Флобер затрачивал на один роман от пяти до шести лет, работая ежедневно по нескольку часов; Ибсену каждая драма обходилась примерно в два года; первую страницу 'Поля и Виргинии', такую простую и легкую, Бернарден де Сен-Пьер переделывал четырнадцать раз; некоторые из своих новелл Мопассан перерабатывал до восьми раз; одна из новелл Бальзака имела двадцать семь корректур. А надо знать, что за корректуры были у него! Над печатным текстом вырастают арки, звездочки-сноски фейерверком брызжут во все стороны, отовсюду тянутся линии и черточки и сбегаются к широким полям страницы, там возникают новые сцены, появляются новые действующие лица, из одного прилагательного открывается вид на новую черту в характере героя, меняющемся самым неожиданным образом. Для польского писателя все это недостижимые и пленительные легенды. Кто бы ему позволил держать столько корректур? А если бы он оплачивал их из собственного кармана, то пошел бы побираться еще до выхода своей книги. У нас вся работа должна быть завершена уже в рукописи.

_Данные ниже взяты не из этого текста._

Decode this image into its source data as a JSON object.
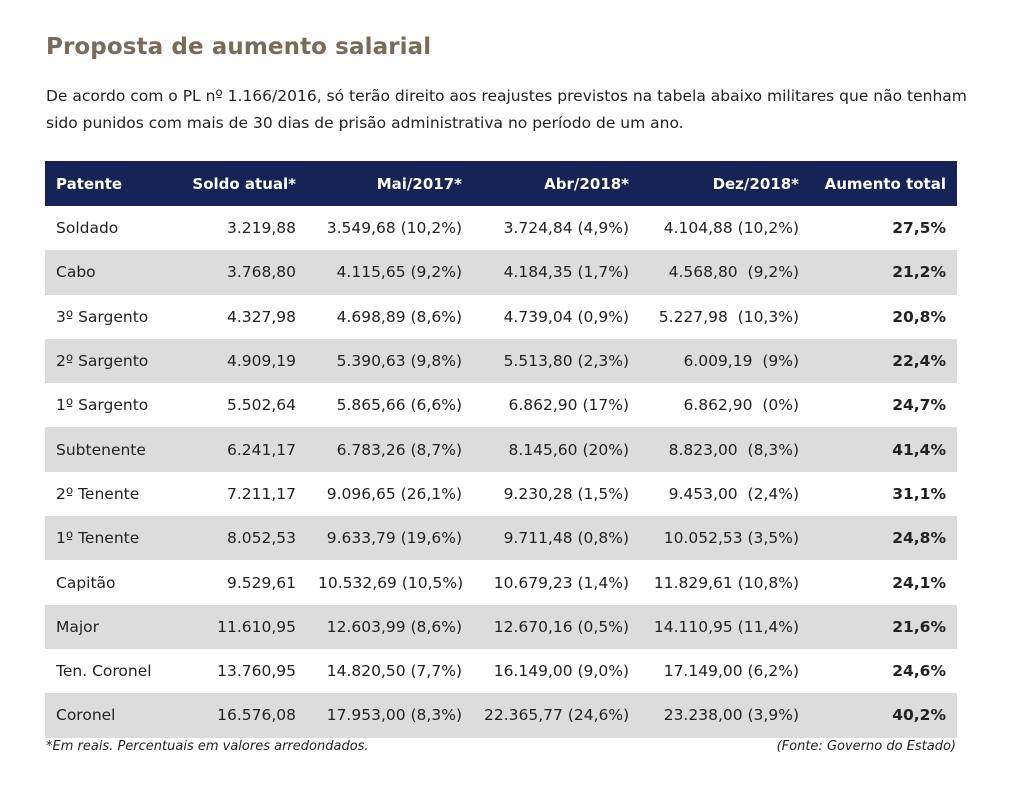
{
  "title": "Proposta de aumento salarial",
  "intro": "De acordo com o PL nº 1.166/2016, só terão direito aos reajustes previstos na tabela abaixo militares que não tenham sido punidos com mais de 30 dias de prisão administrativa no período de um ano.",
  "colors": {
    "header_bg": "#162356",
    "title": "#7a6a58",
    "stripe": "#dcdcdc"
  },
  "table": {
    "headers": [
      "Patente",
      "Soldo atual*",
      "Mai/2017*",
      "Abr/2018*",
      "Dez/2018*",
      "Aumento total"
    ],
    "rows": [
      [
        "Soldado",
        "3.219,88",
        "3.549,68 (10,2%)",
        "3.724,84 (4,9%)",
        "4.104,88 (10,2%)",
        "27,5%"
      ],
      [
        "Cabo",
        "3.768,80",
        "4.115,65 (9,2%)",
        "4.184,35 (1,7%)",
        "4.568,80  (9,2%)",
        "21,2%"
      ],
      [
        "3º Sargento",
        "4.327,98",
        "4.698,89 (8,6%)",
        "4.739,04 (0,9%)",
        "5.227,98  (10,3%)",
        "20,8%"
      ],
      [
        "2º Sargento",
        "4.909,19",
        "5.390,63 (9,8%)",
        "5.513,80 (2,3%)",
        "6.009,19  (9%)",
        "22,4%"
      ],
      [
        "1º Sargento",
        "5.502,64",
        "5.865,66 (6,6%)",
        "6.862,90 (17%)",
        "6.862,90  (0%)",
        "24,7%"
      ],
      [
        "Subtenente",
        "6.241,17",
        "6.783,26 (8,7%)",
        "8.145,60 (20%)",
        "8.823,00  (8,3%)",
        "41,4%"
      ],
      [
        "2º Tenente",
        "7.211,17",
        "9.096,65 (26,1%)",
        "9.230,28 (1,5%)",
        "9.453,00  (2,4%)",
        "31,1%"
      ],
      [
        "1º Tenente",
        "8.052,53",
        "9.633,79 (19,6%)",
        "9.711,48 (0,8%)",
        "10.052,53 (3,5%)",
        "24,8%"
      ],
      [
        "Capitão",
        "9.529,61",
        "10.532,69 (10,5%)",
        "10.679,23 (1,4%)",
        "11.829,61 (10,8%)",
        "24,1%"
      ],
      [
        "Major",
        "11.610,95",
        "12.603,99 (8,6%)",
        "12.670,16 (0,5%)",
        "14.110,95 (11,4%)",
        "21,6%"
      ],
      [
        "Ten. Coronel",
        "13.760,95",
        "14.820,50 (7,7%)",
        "16.149,00 (9,0%)",
        "17.149,00 (6,2%)",
        "24,6%"
      ],
      [
        "Coronel",
        "16.576,08",
        "17.953,00 (8,3%)",
        "22.365,77 (24,6%)",
        "23.238,00 (3,9%)",
        "40,2%"
      ]
    ]
  },
  "footnote": "*Em reais. Percentuais em valores arredondados.",
  "source": "(Fonte: Governo do Estado)"
}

Вот рукопись 'Пепла' Жеромского. Наверху заголовок, подчеркнутый волнистой чертой. Кто читал, помнит первое предложение: 'Гончие бросились в лес'. Но в рукописи было по-другому. Роман начинался так: 'Наперекор строгим охотничьим правилам Рафал покинул отведенное ему место и, крадучись, добрался до вершины горы'. Гончие же появились лишь на второй странице после слов: 'Охотник напряг слух'. Просматривая страницы рукописи и сравнивая их с печатным текстом книги, мы видим окольные пути, которыми шла композиция этой сцены, как менялась последовательность картин, как лес, деревья, голоса, переживания людей укладывались все время в ином порядке, пока не застыли в окончательной и, безусловно, прекрасной форме. Первое предложение, до того как выбраться из текста, должно было преодолеть много препятствий. Сначала шли слова: 'Наперекор самым основным охотничьим законам'. Жеромский зачеркнул 'самым основным' - это звучало слишком сухо и как-то по-газетному - и заменил 'суровым', потом зачеркнул 'суровым' и написал 'грозным', чтобы зачеркнуть и это, а на верху выросшего столбика поставить окончательное 'строгим'. И так страница за страницей перо кружило вокруг существительных, прилагательных, глаголов, меняло их, выправляло, улучшало, искало для них наиболее подходящее место, звучание, ритм, некоторые страницы буквально черны от перечеркиваний, почти неразборчивы, среди них мы встречаем две, безжалостным движением пера перечеркнутые целиком, сверху вниз. Две черты, напоминающие длинные полосы от удара бичом. А между тем на этих перечеркнутых страницах было описание весны, чудесное описание, и Жеромский пожертвовал им ради цельности впечатления от всей главы, не считаясь с трудами, каких ему стоил этот прекрасный фрагмент прозы.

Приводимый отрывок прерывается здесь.